The definition of overdiagnosis was articulated in a 2018 editorial:3 “identification of abnormalities that were never going to cause harm, abnormalities that do not progress, that progress too slowly to cause symptoms or harm during a person's remaining lifetime, or that resolve spontaneously.” They focused primarily on the overdiagnosis of cancers, but the concept is also applicable here. Overdiagnosis and over-testing are a complex problem, with many implications. The risk of overdiagnosis increases with the number of tests ordered that identify a disease not destined to meaningfully harm the patient, making the risks of testing outweigh the benefits. While difficult to determine at the individual level, this should be studied in population samples where the chance of an overdiagnosis in a particular situation can be estimated.3
It is understood that overdiagnosis has many harms including the cost of the tests, the need for follow-up testing, treatment for diseases that will not affect health or longevity, and giving patients either a false sense of security or causing unnecessary anxiety. Patients may not understand why testing should be avoided and health care providers must spend more time counselling patients to avoid unnecessary testing.

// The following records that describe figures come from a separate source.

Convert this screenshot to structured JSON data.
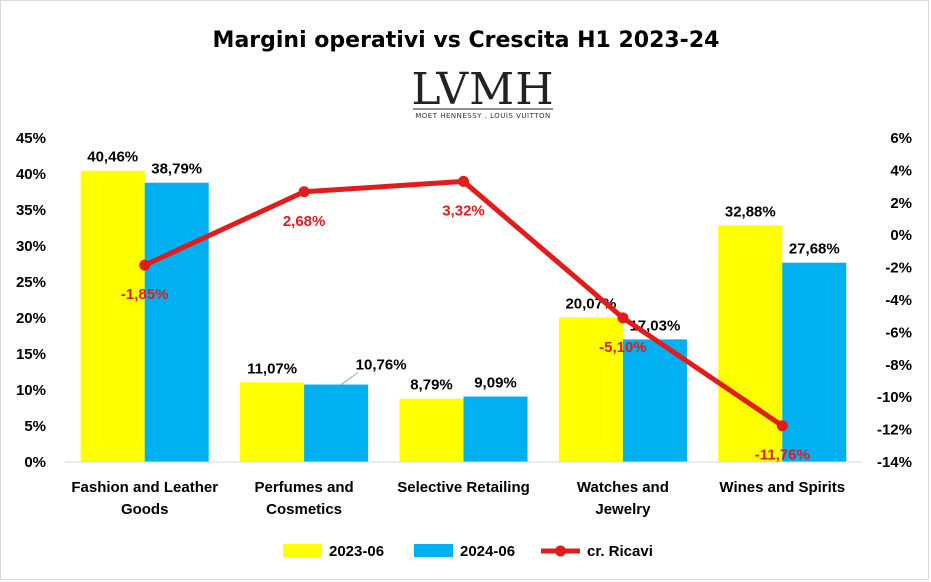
{
  "chart_data": {
    "type": "bar",
    "title": "Margini operativi vs Crescita H1 2023-24",
    "logo": {
      "main": "LVMH",
      "sub": "MOET HENNESSY . LOUIS VUITTON"
    },
    "categories": [
      [
        "Fashion and Leather",
        "Goods"
      ],
      [
        "Perfumes and",
        "Cosmetics"
      ],
      [
        "Selective Retailing"
      ],
      [
        "Watches and",
        "Jewelry"
      ],
      [
        "Wines and Spirits"
      ]
    ],
    "series": [
      {
        "name": "2023-06",
        "type": "bar",
        "axis": "left",
        "color": "#ffff00",
        "values": [
          40.46,
          11.07,
          8.79,
          20.07,
          32.88
        ],
        "labels": [
          "40,46%",
          "11,07%",
          "8,79%",
          "20,07%",
          "32,88%"
        ]
      },
      {
        "name": "2024-06",
        "type": "bar",
        "axis": "left",
        "color": "#00b0f0",
        "values": [
          38.79,
          10.76,
          9.09,
          17.03,
          27.68
        ],
        "labels": [
          "38,79%",
          "10,76%",
          "9,09%",
          "17,03%",
          "27,68%"
        ]
      },
      {
        "name": "cr. Ricavi",
        "type": "line",
        "axis": "right",
        "color": "#e31b1b",
        "values": [
          -1.85,
          2.68,
          3.32,
          -5.1,
          -11.76
        ],
        "labels": [
          "-1,85%",
          "2,68%",
          "3,32%",
          "-5,10%",
          "-11,76%"
        ]
      }
    ],
    "y_left": {
      "min": 0,
      "max": 45,
      "step": 5,
      "ticks": [
        "0%",
        "5%",
        "10%",
        "15%",
        "20%",
        "25%",
        "30%",
        "35%",
        "40%",
        "45%"
      ]
    },
    "y_right": {
      "min": -14,
      "max": 6,
      "step": 2,
      "ticks": [
        "-14%",
        "-12%",
        "-10%",
        "-8%",
        "-6%",
        "-4%",
        "-2%",
        "0%",
        "2%",
        "4%",
        "6%"
      ]
    },
    "grid": false,
    "legend": "bottom"
  }
}
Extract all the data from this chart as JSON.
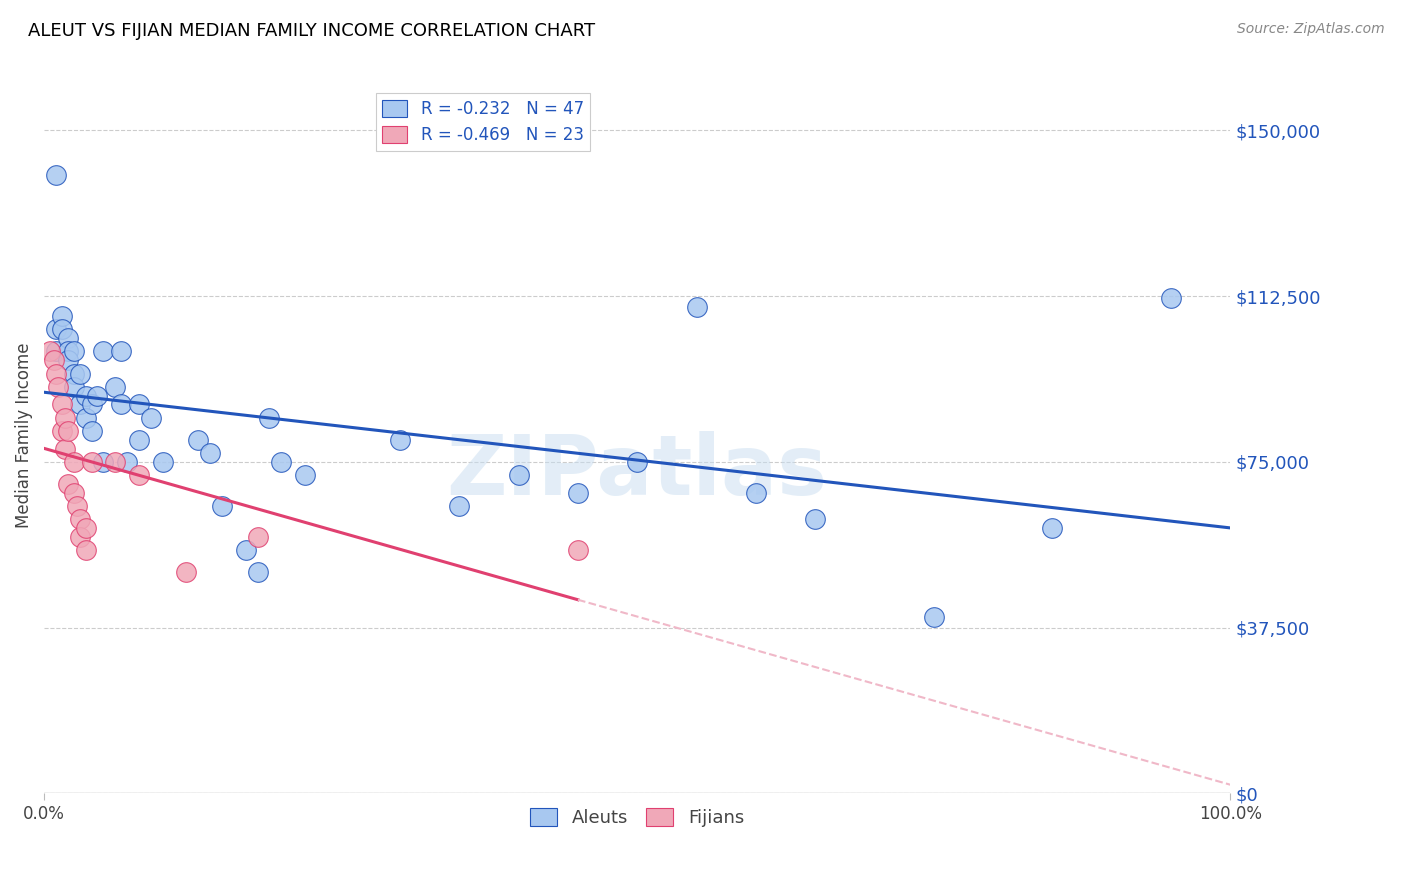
{
  "title": "ALEUT VS FIJIAN MEDIAN FAMILY INCOME CORRELATION CHART",
  "source": "Source: ZipAtlas.com",
  "ylabel": "Median Family Income",
  "watermark": "ZIPatlas",
  "aleuts_R": -0.232,
  "aleuts_N": 47,
  "fijians_R": -0.469,
  "fijians_N": 23,
  "aleut_color": "#a8c8f0",
  "fijian_color": "#f0a8b8",
  "aleut_line_color": "#2255bb",
  "fijian_line_color": "#e04070",
  "fijian_line_ext_color": "#f0b8c8",
  "ytick_labels": [
    "$0",
    "$37,500",
    "$75,000",
    "$112,500",
    "$150,000"
  ],
  "ytick_values": [
    0,
    37500,
    75000,
    112500,
    150000
  ],
  "ymin": 0,
  "ymax": 162000,
  "xmin": 0.0,
  "xmax": 1.0,
  "xtick_labels": [
    "0.0%",
    "100.0%"
  ],
  "background_color": "#ffffff",
  "grid_color": "#cccccc",
  "title_color": "#000000",
  "right_label_color": "#2255bb",
  "aleuts_x": [
    0.01,
    0.01,
    0.01,
    0.015,
    0.015,
    0.02,
    0.02,
    0.02,
    0.025,
    0.025,
    0.025,
    0.03,
    0.03,
    0.035,
    0.035,
    0.04,
    0.04,
    0.045,
    0.05,
    0.05,
    0.06,
    0.065,
    0.065,
    0.07,
    0.08,
    0.08,
    0.09,
    0.1,
    0.13,
    0.14,
    0.15,
    0.17,
    0.18,
    0.19,
    0.2,
    0.22,
    0.3,
    0.35,
    0.4,
    0.45,
    0.5,
    0.55,
    0.6,
    0.65,
    0.75,
    0.85,
    0.95
  ],
  "aleuts_y": [
    140000,
    105000,
    100000,
    108000,
    105000,
    103000,
    100000,
    98000,
    100000,
    95000,
    92000,
    95000,
    88000,
    90000,
    85000,
    88000,
    82000,
    90000,
    100000,
    75000,
    92000,
    100000,
    88000,
    75000,
    88000,
    80000,
    85000,
    75000,
    80000,
    77000,
    65000,
    55000,
    50000,
    85000,
    75000,
    72000,
    80000,
    65000,
    72000,
    68000,
    75000,
    110000,
    68000,
    62000,
    40000,
    60000,
    112000
  ],
  "fijians_x": [
    0.005,
    0.008,
    0.01,
    0.012,
    0.015,
    0.015,
    0.018,
    0.018,
    0.02,
    0.02,
    0.025,
    0.025,
    0.028,
    0.03,
    0.03,
    0.035,
    0.035,
    0.04,
    0.06,
    0.08,
    0.12,
    0.18,
    0.45
  ],
  "fijians_y": [
    100000,
    98000,
    95000,
    92000,
    88000,
    82000,
    85000,
    78000,
    82000,
    70000,
    75000,
    68000,
    65000,
    62000,
    58000,
    60000,
    55000,
    75000,
    75000,
    72000,
    50000,
    58000,
    55000
  ]
}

Overused medical testing also effects patients’ life by involving them in more frequent medical encounters and potentially serious effects of unnecessary treatment. Another harmful impact is that patients may worry about diseases that they do not have or will not affect their health. Although not observed in the study by Meltzer et al, over-testing might lead to inappropriate prescription of antibiotics or antivirals and additional testing in the patient or exposed community members. Over-prescribing is not helpful and may lead to increased adverse effects, some being as serious as Clostridiumdifficile infection.4
A systematic review and meta-analysis by Schober et al. demonstrated an increase in prescriptions for antiviral agents in patients testing positive for influenza.5 It is unlikely that antivirals help most low-risk patients with influenza or COVID-19,6 and there is ecological evidence that higher antiviral use drives resistance.7
There are incentives for practitioners to perform additional testing. Indication creep is increased use of a test or a treatment for indications that would not normally require treatment. The ease of testing will lead to tests being performed unnecessarily. This is more likely with studies sponsored or supported by industry.8
So, are multiplex analyzers useful for infectious diseases? Beyond patient satisfaction, it would be critical to analyze the benefits and harms. This question lends itself to studies using a rigorous methodology. Nonetheless, antivirals are too often prescribed without indication that the patient is at risk for severe disease.9
Research in overdiagnosis is complex and currently limited. We can carefully accept the results of Meltzer et al. showing a slight increase in patient satisfaction. This study provides an impetus for more rigorous research on the role of multiplex PCR, problems associated with overdiagnosis, and its potential for use in public health systems.
None of the authors have any financial disclosures. There was no external funding in the production of this document.